Hospitals aligned with CentraCare and with Allina Health in the Twin Cities now have pharmacists in their emergency rooms to interview patients and check their prescription histories. On average, these visits result in five adjustments to patients’ documented drug regimens, such as correcting outdated information or avoiding harmful drug combinations.
Allina didn’t report any medication adverse events until 2014, when two occurred at United Hospital in St. Paul and St. Francis Regional Medical Center in Shakopee.
None was reported this year, and medication problems in general have declined since the pharmacist visit program started last summer, said Jill Strykowski, pharmacy director for Allina’s Mercy Hospital.
Bar-coding a safety net
The U’s hospital has accounted for 22 of the 86 fatal or disabling medication errors in the 12 years of adverse event reporting. That in some ways is expected, Thomas said, because the hospital is the state’s largest and treats complicated and heavily medicated patients.
University uses a secure dispensing system that prevents patients from receiving others’ medications and bar-coding that requires nurses to check that prescriptions are matched to the right patients. The hospital’s electronic medical record system also automatically warns caregivers if they prescribe drugs to which patients are allergic, or in doses that appear excessive.

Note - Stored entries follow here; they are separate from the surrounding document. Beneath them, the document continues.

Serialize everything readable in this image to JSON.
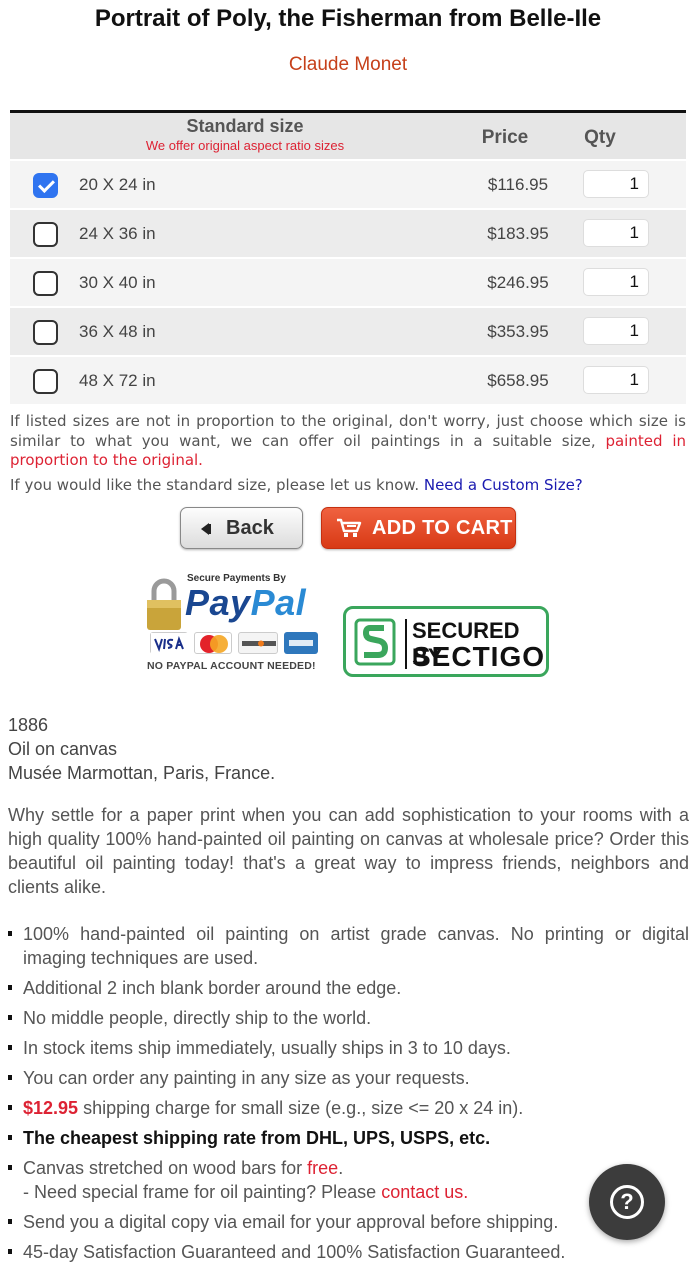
{
  "product": {
    "title": "Portrait of Poly, the Fisherman from Belle-Ile",
    "artist": "Claude Monet"
  },
  "size_table": {
    "header": {
      "size_title": "Standard size",
      "size_subtitle": "We offer original aspect ratio sizes",
      "price": "Price",
      "qty": "Qty"
    },
    "rows": [
      {
        "size": "20 X 24 in",
        "price": "$116.95",
        "qty": "1",
        "checked": true
      },
      {
        "size": "24 X 36 in",
        "price": "$183.95",
        "qty": "1",
        "checked": false
      },
      {
        "size": "30 X 40 in",
        "price": "$246.95",
        "qty": "1",
        "checked": false
      },
      {
        "size": "36 X 48 in",
        "price": "$353.95",
        "qty": "1",
        "checked": false
      },
      {
        "size": "48 X 72 in",
        "price": "$658.95",
        "qty": "1",
        "checked": false
      }
    ]
  },
  "notes": {
    "proportion_text": "If listed sizes are not in proportion to the original, don't worry, just choose which size is similar to what you want, we can offer oil paintings in a suitable size, ",
    "proportion_red": "painted in proportion to the original.",
    "standard_text": "If you would like the standard size, please let us know. ",
    "custom_link": "Need a Custom Size?"
  },
  "buttons": {
    "back": "Back",
    "add_to_cart": "ADD TO CART"
  },
  "badges": {
    "paypal_secure": "Secure Payments By",
    "paypal_logo_a": "Pay",
    "paypal_logo_b": "Pal",
    "paypal_note": "NO PAYPAL ACCOUNT NEEDED!",
    "sectigo_line1": "SECURED BY",
    "sectigo_line2": "SECTIGO"
  },
  "details": {
    "year": "1886",
    "medium": "Oil on canvas",
    "location": "Musée Marmottan, Paris, France."
  },
  "intro": "Why settle for a paper print when you can add sophistication to your rooms with a high quality 100% hand-painted oil painting on canvas at wholesale price? Order this beautiful oil painting today! that's a great way to impress friends, neighbors and clients alike.",
  "features": {
    "f1": "100% hand-painted oil painting on artist grade canvas. No printing or digital imaging techniques are used.",
    "f2": "Additional 2 inch blank border around the edge.",
    "f3": "No middle people, directly ship to the world.",
    "f4": "In stock items ship immediately, usually ships in 3 to 10 days.",
    "f5": "You can order any painting in any size as your requests.",
    "f6_price": "$12.95",
    "f6_text": " shipping charge for small size (e.g., size <= 20 x 24 in).",
    "f7": "The cheapest shipping rate from DHL, UPS, USPS, etc.",
    "f8_text": "Canvas stretched on wood bars for ",
    "f8_free": "free",
    "f8_end": ".",
    "f8_sub_text": "- Need special frame for oil painting? Please ",
    "f8_sub_link": "contact us.",
    "f9": "Send you a digital copy via email for your approval before shipping.",
    "f10": "45-day Satisfaction Guaranteed and 100% Satisfaction Guaranteed."
  },
  "help": {
    "icon": "?"
  },
  "colors": {
    "accent_red": "#d23",
    "cart_button": "#e24a25",
    "checkbox_blue": "#2f74f0",
    "link_blue": "#1a1ab0",
    "sectigo_green": "#3aa65c"
  }
}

However, the hospital also discovered that well-intended warnings from patients’ monitors and record systems can cause “alert fatigue,” because they can be oversensitive and call attention to unimportant issues. The hospital reduced alerts by 17 percent and believes it will allow staff to focus on the meaningful ones, including those about high-risk drugs.
“It’s always a fine balance,” Thomas said. “We want to have alerts there to make sure people are aware of what they are doing. At the same time, you don’t want so many alerts that people just turn them off.”